The Bank of England has predicted that gross domestic product (GDP) will contract in the April-June period but some economists said Wednesday’s data suggested that might now be avoided.
“It won’t require much for quarterly Q2 growth to now be positive as a whole,” analysts at RBC Capital Markets said.
Other economists said May’s upturn was likely to represent a blip with countries all over Europe struggling to contain inflation driven by soaring energy prices.
“It is too early to break out the champagne, as the details in the release still point to an economy under pressure as the cost-of-living crisis squeezes households' ability to spend,” UBS economist Dean Turner said.
Over the three months to May, the GDP was up by 0.4%, after the ONS said April’s fall was not as a big as first estimated.
Britain’s new Finance Minister, Nadhim Zahawi, welcomed the signs of growth but said there was no room for complacency.
“We’re working alongside the Bank of England to bear down on inflation and I am confident we can create a stronger economy for everyone across the U.K.,” he said in a statement.
Despite concerns that Britain could fall into a recession later this year, the BoE is expected to raise borrowing costs rates for the sixth time since December on Aug. 4 with the only question for investors relating to the size of the hike. Britain’s inflation rate is on course to hit 11% in October, the BoE says.

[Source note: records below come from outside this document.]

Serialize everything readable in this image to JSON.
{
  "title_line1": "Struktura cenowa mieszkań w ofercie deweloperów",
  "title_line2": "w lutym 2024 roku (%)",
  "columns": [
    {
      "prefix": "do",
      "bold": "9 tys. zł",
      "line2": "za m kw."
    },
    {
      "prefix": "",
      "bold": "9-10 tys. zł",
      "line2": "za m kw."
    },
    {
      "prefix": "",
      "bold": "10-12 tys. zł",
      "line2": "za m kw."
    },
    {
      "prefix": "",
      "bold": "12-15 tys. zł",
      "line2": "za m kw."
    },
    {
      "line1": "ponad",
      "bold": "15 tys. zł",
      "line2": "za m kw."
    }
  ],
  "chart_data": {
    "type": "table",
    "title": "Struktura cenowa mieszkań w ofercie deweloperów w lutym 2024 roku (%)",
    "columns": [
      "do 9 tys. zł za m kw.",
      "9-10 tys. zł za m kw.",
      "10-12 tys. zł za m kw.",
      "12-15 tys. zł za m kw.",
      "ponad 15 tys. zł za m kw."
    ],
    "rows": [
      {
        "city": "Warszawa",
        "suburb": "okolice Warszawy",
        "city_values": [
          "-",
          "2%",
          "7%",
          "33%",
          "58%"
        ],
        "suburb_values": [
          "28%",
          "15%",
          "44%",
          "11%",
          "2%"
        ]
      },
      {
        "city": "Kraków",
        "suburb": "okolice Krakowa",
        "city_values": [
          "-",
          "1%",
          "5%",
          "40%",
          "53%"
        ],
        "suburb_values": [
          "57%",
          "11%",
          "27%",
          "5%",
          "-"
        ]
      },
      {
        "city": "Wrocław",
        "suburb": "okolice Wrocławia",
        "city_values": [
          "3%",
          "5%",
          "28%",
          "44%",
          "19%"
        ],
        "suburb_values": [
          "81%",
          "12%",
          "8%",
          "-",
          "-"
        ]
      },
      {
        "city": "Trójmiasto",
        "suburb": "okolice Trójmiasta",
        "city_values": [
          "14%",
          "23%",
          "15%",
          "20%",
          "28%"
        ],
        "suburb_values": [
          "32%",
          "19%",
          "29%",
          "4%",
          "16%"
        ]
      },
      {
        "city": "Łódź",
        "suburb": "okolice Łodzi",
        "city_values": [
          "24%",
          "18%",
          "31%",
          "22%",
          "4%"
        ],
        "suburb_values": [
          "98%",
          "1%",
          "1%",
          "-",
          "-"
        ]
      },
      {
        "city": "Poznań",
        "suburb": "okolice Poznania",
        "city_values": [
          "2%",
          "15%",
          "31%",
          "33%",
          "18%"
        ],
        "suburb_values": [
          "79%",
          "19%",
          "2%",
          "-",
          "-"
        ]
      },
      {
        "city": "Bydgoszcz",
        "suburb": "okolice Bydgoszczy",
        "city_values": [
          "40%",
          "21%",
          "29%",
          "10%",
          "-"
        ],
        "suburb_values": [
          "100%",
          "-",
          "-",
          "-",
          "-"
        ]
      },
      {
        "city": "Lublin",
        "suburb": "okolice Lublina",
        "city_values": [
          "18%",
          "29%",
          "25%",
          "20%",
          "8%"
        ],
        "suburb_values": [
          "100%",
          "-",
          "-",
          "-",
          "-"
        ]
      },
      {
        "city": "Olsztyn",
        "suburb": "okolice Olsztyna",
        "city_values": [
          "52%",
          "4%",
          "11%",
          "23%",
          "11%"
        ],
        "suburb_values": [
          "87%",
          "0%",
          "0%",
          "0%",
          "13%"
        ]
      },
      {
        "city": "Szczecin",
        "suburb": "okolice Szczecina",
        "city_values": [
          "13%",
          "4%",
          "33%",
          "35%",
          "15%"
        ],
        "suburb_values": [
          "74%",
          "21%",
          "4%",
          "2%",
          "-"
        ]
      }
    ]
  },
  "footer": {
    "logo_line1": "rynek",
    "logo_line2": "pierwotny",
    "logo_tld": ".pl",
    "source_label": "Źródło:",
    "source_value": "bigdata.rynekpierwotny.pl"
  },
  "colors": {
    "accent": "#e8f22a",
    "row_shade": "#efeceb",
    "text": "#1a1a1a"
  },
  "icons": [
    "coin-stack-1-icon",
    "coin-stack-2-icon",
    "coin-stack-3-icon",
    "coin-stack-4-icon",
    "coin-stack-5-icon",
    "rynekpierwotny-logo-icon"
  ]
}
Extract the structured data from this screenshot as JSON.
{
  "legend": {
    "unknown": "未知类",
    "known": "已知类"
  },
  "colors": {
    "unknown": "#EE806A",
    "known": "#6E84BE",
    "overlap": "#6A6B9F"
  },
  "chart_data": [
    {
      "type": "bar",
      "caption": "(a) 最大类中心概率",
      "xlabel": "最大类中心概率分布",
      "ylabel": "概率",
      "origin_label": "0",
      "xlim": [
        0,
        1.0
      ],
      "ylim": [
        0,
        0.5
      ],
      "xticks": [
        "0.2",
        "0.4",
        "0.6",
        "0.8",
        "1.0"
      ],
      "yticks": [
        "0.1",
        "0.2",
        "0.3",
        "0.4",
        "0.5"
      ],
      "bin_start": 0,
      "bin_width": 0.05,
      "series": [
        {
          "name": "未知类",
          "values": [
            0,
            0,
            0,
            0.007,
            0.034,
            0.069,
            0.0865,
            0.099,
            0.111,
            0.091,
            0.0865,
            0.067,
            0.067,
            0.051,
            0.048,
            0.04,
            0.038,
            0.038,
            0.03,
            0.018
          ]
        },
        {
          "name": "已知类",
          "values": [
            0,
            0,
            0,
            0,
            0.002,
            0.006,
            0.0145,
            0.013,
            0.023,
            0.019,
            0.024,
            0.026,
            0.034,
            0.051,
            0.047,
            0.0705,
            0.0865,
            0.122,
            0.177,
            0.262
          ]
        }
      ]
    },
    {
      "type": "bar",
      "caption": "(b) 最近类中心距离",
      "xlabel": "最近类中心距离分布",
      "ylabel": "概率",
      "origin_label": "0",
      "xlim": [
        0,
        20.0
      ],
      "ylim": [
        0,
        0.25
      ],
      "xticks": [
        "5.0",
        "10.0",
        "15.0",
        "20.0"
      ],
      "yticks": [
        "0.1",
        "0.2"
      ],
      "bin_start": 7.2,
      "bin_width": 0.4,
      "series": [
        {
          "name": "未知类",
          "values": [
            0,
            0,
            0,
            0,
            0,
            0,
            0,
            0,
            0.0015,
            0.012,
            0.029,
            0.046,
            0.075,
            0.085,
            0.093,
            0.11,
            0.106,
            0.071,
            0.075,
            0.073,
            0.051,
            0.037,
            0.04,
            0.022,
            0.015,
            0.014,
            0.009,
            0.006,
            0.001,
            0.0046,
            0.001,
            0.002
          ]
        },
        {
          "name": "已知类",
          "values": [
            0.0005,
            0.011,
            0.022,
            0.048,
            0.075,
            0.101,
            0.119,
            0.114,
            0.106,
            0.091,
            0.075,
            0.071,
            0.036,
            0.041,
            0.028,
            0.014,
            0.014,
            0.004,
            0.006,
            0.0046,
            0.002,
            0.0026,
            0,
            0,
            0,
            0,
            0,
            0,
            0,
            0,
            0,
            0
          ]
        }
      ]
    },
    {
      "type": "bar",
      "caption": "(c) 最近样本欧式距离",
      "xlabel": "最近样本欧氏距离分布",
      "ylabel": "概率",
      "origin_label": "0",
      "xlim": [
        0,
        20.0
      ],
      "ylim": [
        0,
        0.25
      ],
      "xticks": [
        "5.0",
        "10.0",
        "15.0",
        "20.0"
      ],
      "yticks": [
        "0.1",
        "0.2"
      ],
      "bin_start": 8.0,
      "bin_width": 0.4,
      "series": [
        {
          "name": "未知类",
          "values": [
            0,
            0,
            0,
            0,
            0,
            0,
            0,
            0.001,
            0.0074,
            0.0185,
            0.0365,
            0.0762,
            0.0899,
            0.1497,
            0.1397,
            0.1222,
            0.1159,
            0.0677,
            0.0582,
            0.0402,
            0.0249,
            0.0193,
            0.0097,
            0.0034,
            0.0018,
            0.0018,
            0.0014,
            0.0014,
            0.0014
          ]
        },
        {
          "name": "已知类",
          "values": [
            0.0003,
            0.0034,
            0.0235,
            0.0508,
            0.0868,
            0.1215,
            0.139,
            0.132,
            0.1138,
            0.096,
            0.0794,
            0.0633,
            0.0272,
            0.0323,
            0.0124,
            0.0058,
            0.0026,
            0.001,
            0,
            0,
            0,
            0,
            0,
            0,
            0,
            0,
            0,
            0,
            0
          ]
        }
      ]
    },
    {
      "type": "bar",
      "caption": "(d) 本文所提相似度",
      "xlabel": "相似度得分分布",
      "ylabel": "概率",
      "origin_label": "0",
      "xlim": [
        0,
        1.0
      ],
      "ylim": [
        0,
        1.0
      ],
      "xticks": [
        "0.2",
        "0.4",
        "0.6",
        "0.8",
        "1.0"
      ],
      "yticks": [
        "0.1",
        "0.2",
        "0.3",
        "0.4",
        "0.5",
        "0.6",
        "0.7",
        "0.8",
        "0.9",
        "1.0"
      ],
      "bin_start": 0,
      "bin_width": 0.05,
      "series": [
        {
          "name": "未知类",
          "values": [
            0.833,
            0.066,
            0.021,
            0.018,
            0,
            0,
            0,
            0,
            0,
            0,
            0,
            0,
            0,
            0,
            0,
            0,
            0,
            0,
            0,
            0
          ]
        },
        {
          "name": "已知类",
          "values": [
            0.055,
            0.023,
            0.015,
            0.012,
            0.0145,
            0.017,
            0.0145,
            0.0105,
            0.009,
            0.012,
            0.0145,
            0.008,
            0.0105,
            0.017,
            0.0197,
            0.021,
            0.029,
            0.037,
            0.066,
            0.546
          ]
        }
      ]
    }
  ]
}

Sterling rose immediately after Wednesday's data.
Most of the candidates to replace Boris Johnson as prime minister, including Zahawi, say they will cut taxes to get the economy growing again. Former Finance Minister Rishi Sunak, who is also in the race, says he wants to control inflation first.
The ONS revised its estimate of the GDP growth in April to show a fall of 0.2% on the month, a slightly smaller drop than originally thought.
Consumer-facing services fell by 0.1% in May from April as inflation accelerated and workers faced a tax increase that was introduced in April. The drop included a 0.5% fall in retail trade and contrasted with April’s 2.2% rise.
The ONS said data could be volatile in periods when bank holidays are moved from their usual months – as happened in May – but said it was confident that its adjustments captured the effects of the change.